To choose the correct column, you need your key. For the first letter in your message, choose the column that starts with the first letter in the key; for the second letter in your message, choose the column that starts with the second letter of your key, and so on. For instance, if your key was “RPI”, the first letter in the message would be encrypted using the column beginning with the letter ‘R’, the second letter would be encrypted using the column beginning with the letter ‘P’, and the third using the column beginning with the letter ‘I’. If the message is longer than your key, simply reuse the letters in your key in order.

Using this process, the letter ‘h’ is encrypted as ‘y’, and the letter ‘e’ is encrypted as ‘t’. The first ‘l’ also becomes ‘t’, but the second ‘l’ becomes ‘c’. Finally, the letter ‘o’ becomes ‘d’. This encrypts the word “hello” as “yttcd”.

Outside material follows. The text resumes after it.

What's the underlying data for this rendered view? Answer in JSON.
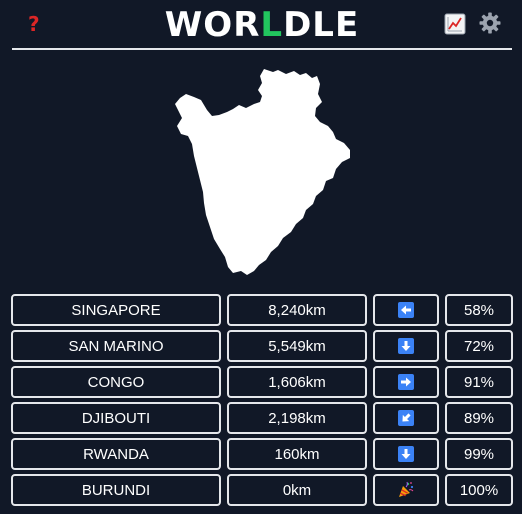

To test your understanding of the method, encrypt the following message:

I am encrypting a message

To decrypt a message, you reverse the process by first finding the row that corresponds to the current letter in the key, then looking along that row until you find the corresponding letter in the ciphertext. The letter at the top of this column is the plaintext letter.

To decrypt the ciphertext “yttcd”, start at column ‘R’ and find the position of the letter ‘y’ in this column. At the start of this row is the letter ‘h’ — the first letter of the plaintext. Just like in the encryption process, when you get to the end of the key, you wrap around and use the first letter again.

Measuring the complexity of the Vigenère cipher

This encryption method is certainly more complex than the Caesar cipher that you looked at earlier. To assess how secure the Vigenère cipher is, consider the key areas that you were introduced to in the previous step.

Key length

The key in a Vigenère cipher can vary in length from two characters to the length of the plaintext. The longer the key is and the more random it is, the harder the scheme is to crack. With short keys, you are likely to encrypt similar words or parts of words in the plaintext with the same part of the key, giving an attacker some clues as to what the key might be.

Algorithmic complexity

The encryption and decryption algorithms require multiple steps for each character. These extra steps mean that it will take an attacker longer to test their guesses at the key. For each character in the plaintext, there are many more permutations to try, adding more steps and more complexity.

Methods of attack

In this area, the Vigenère cipher really shines. You saw in an earlier step that monoalphabetic substitution ciphers are vulnerable to frequency and pattern analysis, because they preserve patterns in the plaintext. Polyalphabetic ciphers do not suffer from the same weaknesses. The number of places that a letter is shifted in the alphabet can change for each letter in the message, which means that the most frequently used letter in the ciphertext does not correspond to the most frequently used letter in the plaintext.

It is not unbreakable, however, and there are still some patterns that can give an attacker clues as to what your key is. If the same pattern appears in the ciphertext multiple times, it can indicate the same word being encrypted with the same part of the key.

Your turn

I would like you to practise using the Vigenère cipher to decrypt a message.

The following ciphertext has been encrypted with the key “polyalphabetic”:

“Lvlr yppy wbw mpg Kwrcnpgl cjtamt uwyylwn jrbgdmf, tbognr xa’s sibop pg efe fcirfedidas ngpsty?”

Post only your answer to the question that the message poses in the comments section below, so that you don’t give the plaintext away to other learners.